Com a intensa globalização do futebol europeu, o uso do toque de bola vai se tornando cada vez mais comum no velho continente. Quem acompanhou a vitória do Barcelona contra o Mallorca pôde observar como o time catalão troca passes. É algo que já se tornou uma tradição, como observou o comentarista da Sportv Marcos Caetano, lembrando que não por acaso o Barça tem contado com forte influência de jogadores brasileiros e holandeses.
Um dos principais traços do técnico da seleção, Carlos Alberto Parreira, é exatamente tirar partido dessa característica de nosso futebol. Parreira transforma o toque de bola em arma tática. Com isso, tenta fazer com que seu time detenha por mais tempo a bola.
É uma estratégia inteligente, mas também perigosa. O uso abusivo do toque de bola, com o objetivo tático de retê-la, pode resultar em lentidão e perda de objetividade -como algumas seleções colombianas já demonstraram à exaustão. Acaba-se oferecendo ao adversário a chance de recompor a defesa, e o ataque torna-se mais difícil e previsível.
Para superar esse problema, Parreira conta com a capacidade individual de nossos jogadores.
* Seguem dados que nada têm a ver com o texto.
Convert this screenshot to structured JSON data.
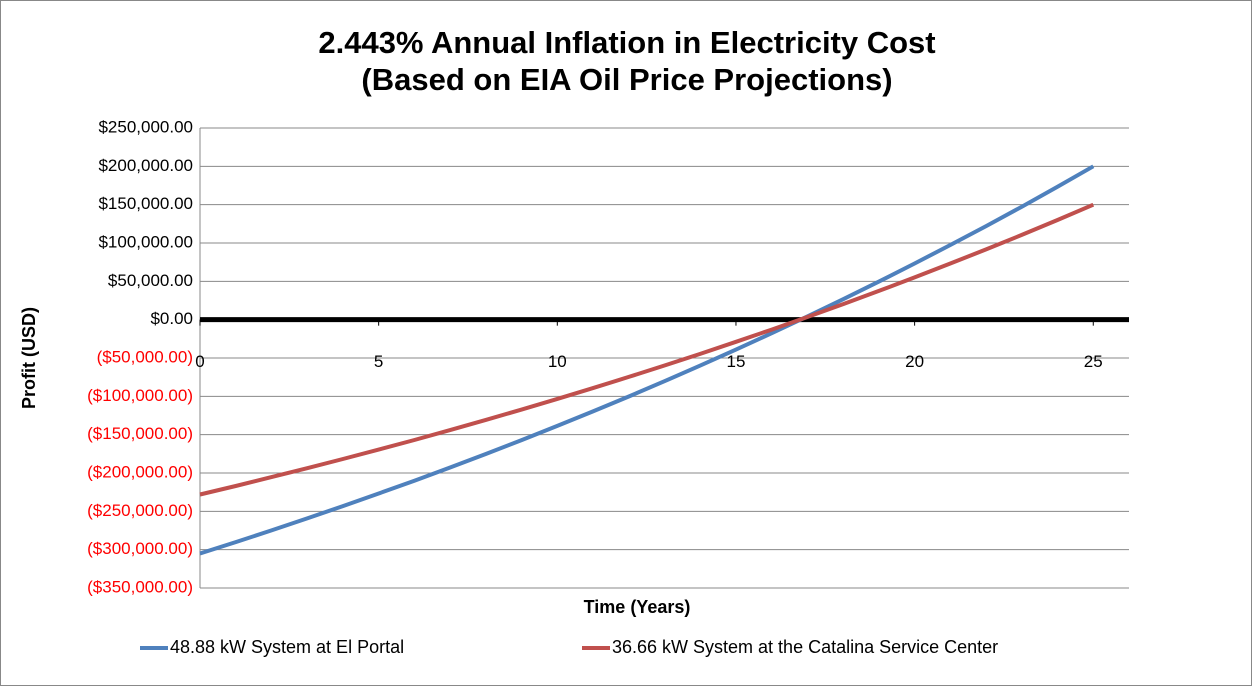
{
  "chart_data": {
    "type": "line",
    "title": "2.443% Annual Inflation in Electricity Cost",
    "subtitle": "(Based on EIA Oil Price Projections)",
    "x_label": "Time (Years)",
    "y_label": "Profit (USD)",
    "x": [
      0,
      1,
      2,
      3,
      4,
      5,
      6,
      7,
      8,
      9,
      10,
      11,
      12,
      13,
      14,
      15,
      16,
      17,
      18,
      19,
      20,
      21,
      22,
      23,
      24,
      25
    ],
    "xlim": [
      0,
      26
    ],
    "xticks": [
      0,
      5,
      10,
      15,
      20,
      25
    ],
    "ylim": [
      -350000,
      250000
    ],
    "yticks": [
      {
        "value": 250000,
        "label": "$250,000.00"
      },
      {
        "value": 200000,
        "label": "$200,000.00"
      },
      {
        "value": 150000,
        "label": "$150,000.00"
      },
      {
        "value": 100000,
        "label": "$100,000.00"
      },
      {
        "value": 50000,
        "label": "$50,000.00"
      },
      {
        "value": 0,
        "label": "$0.00"
      },
      {
        "value": -50000,
        "label": "($50,000.00)"
      },
      {
        "value": -100000,
        "label": "($100,000.00)"
      },
      {
        "value": -150000,
        "label": "($150,000.00)"
      },
      {
        "value": -200000,
        "label": "($200,000.00)"
      },
      {
        "value": -250000,
        "label": "($250,000.00)"
      },
      {
        "value": -300000,
        "label": "($300,000.00)"
      },
      {
        "value": -350000,
        "label": "($350,000.00)"
      }
    ],
    "negative_tick_color": "#ff0000",
    "grid": true,
    "legend": "bottom",
    "series": [
      {
        "name": "48.88 kW System at El Portal",
        "color": "#4f81bd",
        "values": [
          -305000,
          -290100,
          -274900,
          -259200,
          -243200,
          -226800,
          -210000,
          -192800,
          -175200,
          -157100,
          -138600,
          -119600,
          -100200,
          -80300,
          -59900,
          -39100,
          -17700,
          4200,
          26700,
          49700,
          73200,
          97400,
          122100,
          147400,
          173300,
          200000
        ]
      },
      {
        "name": "36.66 kW System at the Catalina Service Center",
        "color": "#c0504d",
        "values": [
          -228000,
          -216900,
          -205400,
          -193700,
          -181800,
          -169500,
          -156900,
          -144000,
          -130800,
          -117300,
          -103400,
          -89300,
          -74700,
          -59800,
          -44600,
          -28900,
          -12900,
          3500,
          20300,
          37500,
          55100,
          73200,
          91700,
          110600,
          130000,
          150000
        ]
      }
    ]
  }
}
Não deixa de ser uma boa aposta.
É claro que a virtude, mais uma vez, está na boa dosagem. Nem o por vezes irritante vai-e-vem da bola das equipes de Parreira, nem os constantes lançamentos por cima do meio-campo de algumas esquadras européias. É preciso saber combinar os dois expedientes e utilizá-los de acordo com o ritmo que se quer imprimir ao jogo.

Crise
Não precisou mais do que um fraco Paulista para mostrar que o Corinthians está longe, mas muito longe mesmo, de ter um time competitivo. Perdeu a classificação no grupo mais fácil da competição e -pior ainda- não conseguiu convencer seus torcedores de que algum coelho sairá daquela cartola. O clube cometeu muitos erros e perdeu tempo, mas ainda pode correr atrás. O melhor a fazer é olhar para o médio e longo prazos, o que é difícil num clube de massas, sempre sob fogo cerrado de torcedores e críticos. O negócio, porém, é ter calma, traçar uma estratégia racional com Oswaldo de Oliveira, repensar as contratações, buscar os reforços ainda possíveis e torcer para isso dar resultado. Não adianta achar que um milagre vai acontecer.